I am about to move off, when I spy someone in the distance I have not seen in some time, moving purposefully through the square with a brooding expression upon his face. Anyone around him could easily tell he was nobility, clothing, stance and demeanor all demanded recognition. As I follow him with my eyes, he glides effortlessly through the crowd as the peasantry seems to part for him without prompting. Something about seeing him, simply walk through the square, sends me back to the voyage here, and the reason behind it. Curiously, I am overwhelmed with a sense of nostalgia, and a longing for people I thought I had put behind me.

I recall the charming man with the smooth voice, as we talked for hours below deck in a small cabin he was informed was his quarters, larger than most, but still clearly less accomidating than what he was used to. Oddly, I know very little of him considering how much time we spent idly passing the time in conversation, but I am at the same time, grateful to him for it. It was quickly established when we met, that neither of us wished to discuss ourselves or our pasts, and we both abided by those unspoken rules during our voyage and so, we passed the trip in each others company and yet learned very little of each other doing so. Another thing I recall, which I was pleasantly surprised, is the man was a perfect gentlemen, never once pressing advance, or making suggestions that would perhaps offend my 'delicate sensibilities'. Which, is just as well for me, for I would have had to resort to less than lady like behavior to rebuff him, and I was at the time trying to keep a low profile. It made the journey easier to have him to talk to and easier still not to have to dump his presumptious backside overboard.

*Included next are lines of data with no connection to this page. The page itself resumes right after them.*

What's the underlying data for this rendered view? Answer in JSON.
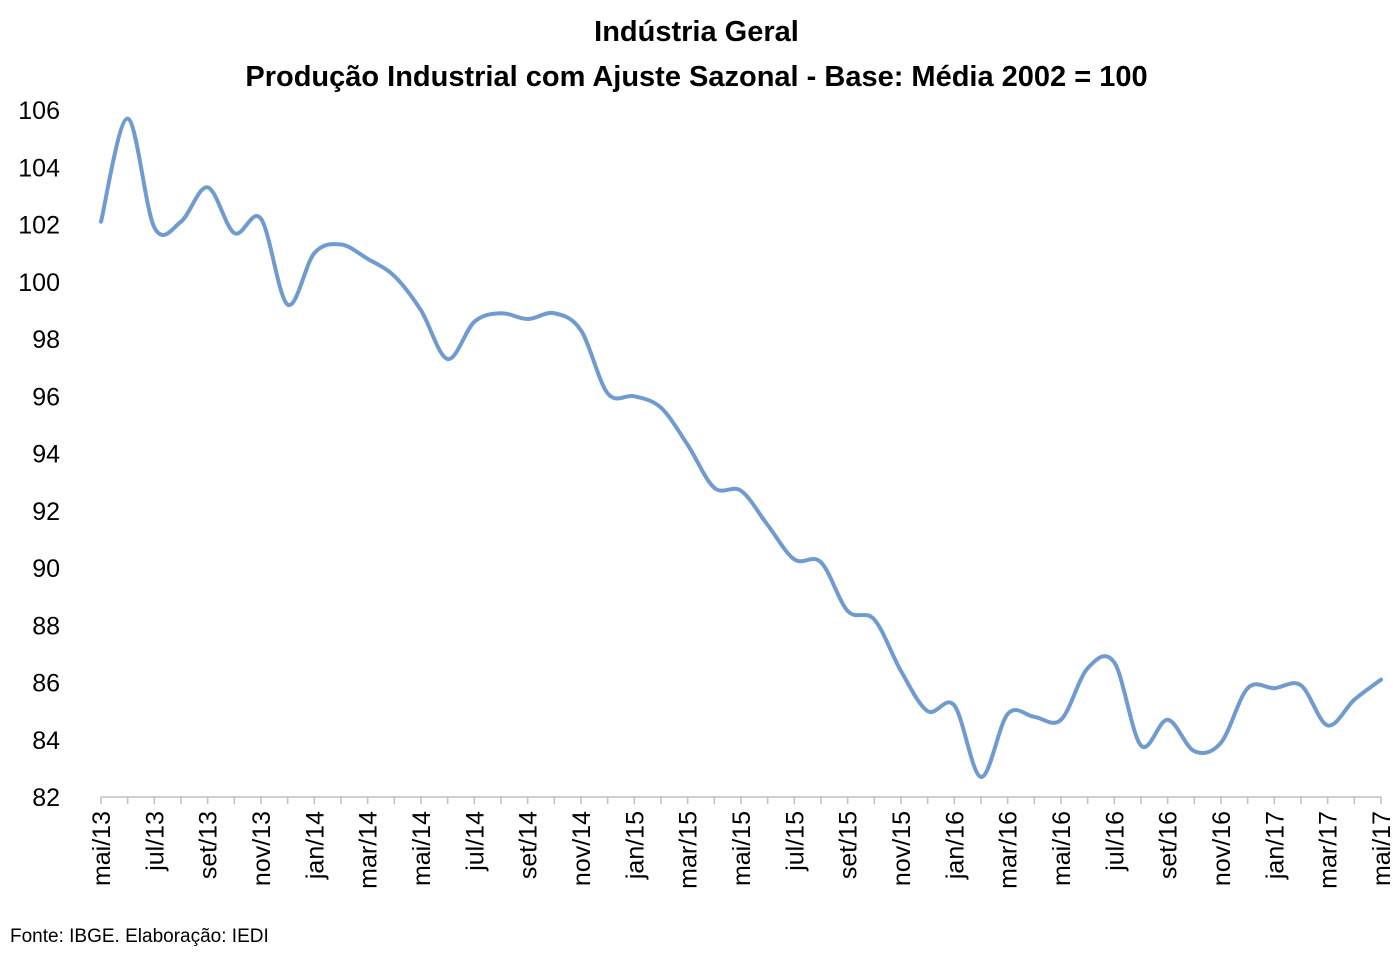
{
  "source_note": "Fonte: IBGE. Elaboração: IEDI",
  "colors": {
    "line": "#6f9bd0",
    "axis": "#bfbfbf"
  },
  "chart_data": {
    "type": "line",
    "title": "Indústria Geral",
    "subtitle": "Produção Industrial com Ajuste Sazonal - Base: Média 2002 = 100",
    "xlabel": "",
    "ylabel": "",
    "ylim": [
      82,
      106
    ],
    "yticks": [
      82,
      84,
      86,
      88,
      90,
      92,
      94,
      96,
      98,
      100,
      102,
      104,
      106
    ],
    "grid": false,
    "x": [
      "mai/13",
      "jun/13",
      "jul/13",
      "ago/13",
      "set/13",
      "out/13",
      "nov/13",
      "dez/13",
      "jan/14",
      "fev/14",
      "mar/14",
      "abr/14",
      "mai/14",
      "jun/14",
      "jul/14",
      "ago/14",
      "set/14",
      "out/14",
      "nov/14",
      "dez/14",
      "jan/15",
      "fev/15",
      "mar/15",
      "abr/15",
      "mai/15",
      "jun/15",
      "jul/15",
      "ago/15",
      "set/15",
      "out/15",
      "nov/15",
      "dez/15",
      "jan/16",
      "fev/16",
      "mar/16",
      "abr/16",
      "mai/16",
      "jun/16",
      "jul/16",
      "ago/16",
      "set/16",
      "out/16",
      "nov/16",
      "dez/16",
      "jan/17",
      "fev/17",
      "mar/17",
      "abr/17",
      "mai/17"
    ],
    "xtick_labels": [
      "mai/13",
      "jul/13",
      "set/13",
      "nov/13",
      "jan/14",
      "mar/14",
      "mai/14",
      "jul/14",
      "set/14",
      "nov/14",
      "jan/15",
      "mar/15",
      "mai/15",
      "jul/15",
      "set/15",
      "nov/15",
      "jan/16",
      "mar/16",
      "mai/16",
      "jul/16",
      "set/16",
      "nov/16",
      "jan/17",
      "mar/17",
      "mai/17"
    ],
    "series": [
      {
        "values": [
          102.1,
          105.7,
          101.9,
          102.1,
          103.3,
          101.7,
          102.2,
          99.2,
          101.0,
          101.3,
          100.8,
          100.2,
          99.0,
          97.3,
          98.6,
          98.9,
          98.7,
          98.9,
          98.3,
          96.1,
          96.0,
          95.6,
          94.3,
          92.8,
          92.7,
          91.5,
          90.3,
          90.2,
          88.5,
          88.2,
          86.4,
          85.0,
          85.2,
          82.7,
          84.9,
          84.8,
          84.7,
          86.5,
          86.7,
          83.8,
          84.7,
          83.6,
          83.9,
          85.8,
          85.8,
          85.9,
          84.5,
          85.4,
          86.1
        ]
      }
    ]
  }
}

I am jolted from my thoughts as the object of my memory begins to move off and I wonder if I will cross his path again. I grumble a moment as I sharpen my attention back to the crowd and begin to head towards the temple, continuing my patrol. I nod to a wide mouthed women who stares at me as I pass, my captain's pauldron apparently some sort of visual distraction for her. So far, only one direct confrontation from a couple of men thinking the decision to make a woman the captain of the Delmarii Militia was a bad idea. But with a lack of able bodied males, who had the skills for the job, it fell to someone who could actually do the work.

The war had dwindled the numbers of healthy young men in the city, and its male population was either too young, or too old and infirm to perform much of the work still required in the city. Thus, it fell to the women to take up the slack. When I arrived in the city, many women were now doing normally male oriented work, and doing it well enough for the city to struggle on. I knew I was going to have to face a few egos when I put on the pauldron and that I would have to put them in their place quickly if I was going to last a week in this job. When the first pair of them pressed their displeasure of my appointment, I made sure their arrest was public and that I dropped them both quickly and that they were hauled away in chains. I will release them in a few days when they have cooled their heels a while, but in the mean time, the general population gets the message that I mean business.

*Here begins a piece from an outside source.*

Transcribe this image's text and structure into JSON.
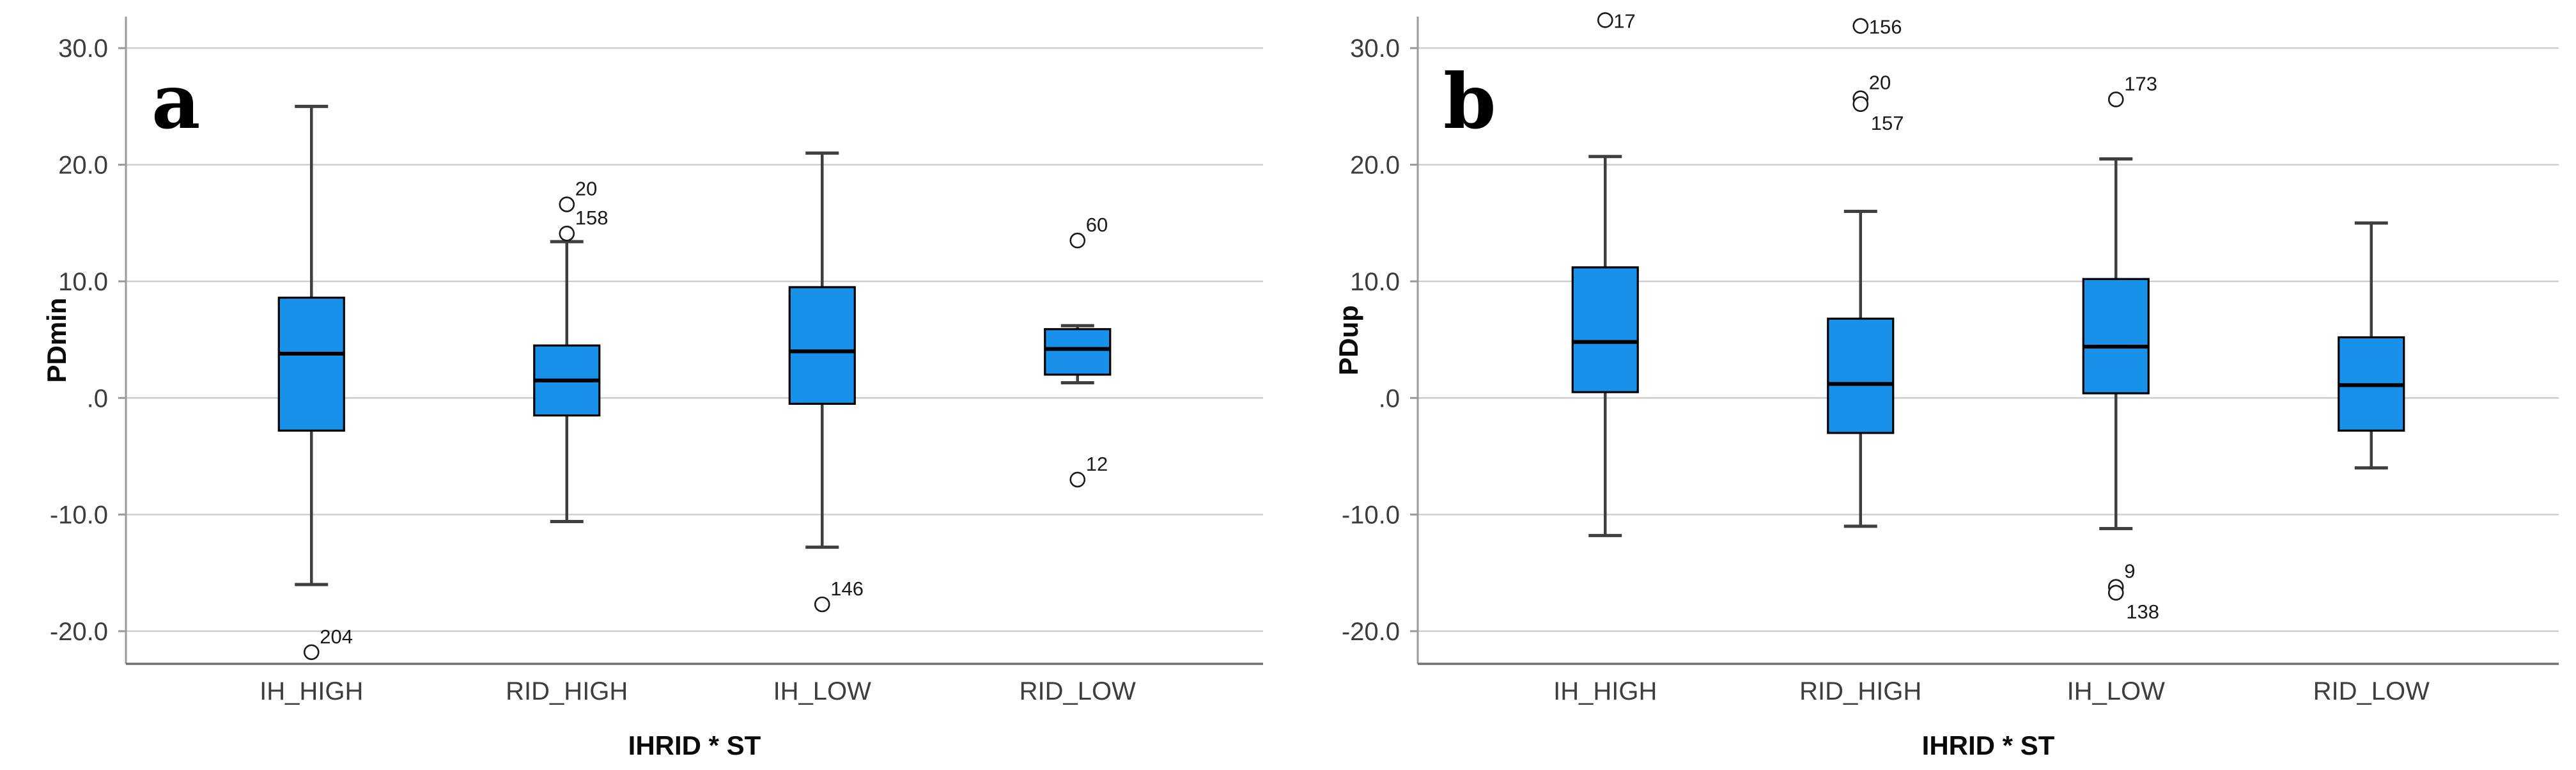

As I walk the streets, I see a sense of desperation in the people, that look a wolf will get in its eyes once its been caged. So far, the calm is holding, and that is all I can hope for until the Queen lifts the lockdown and casts open the gates so supplies can flow once more, and this tension can ease. If I want to avoid this city exploding into chaos and violence on my watch, I will need to keep a sharp eye on things for a while to come yet. I approach the temple and then move on past it, continuing through the market place. There will be plenty of time for prayer later, for now, I have work to do.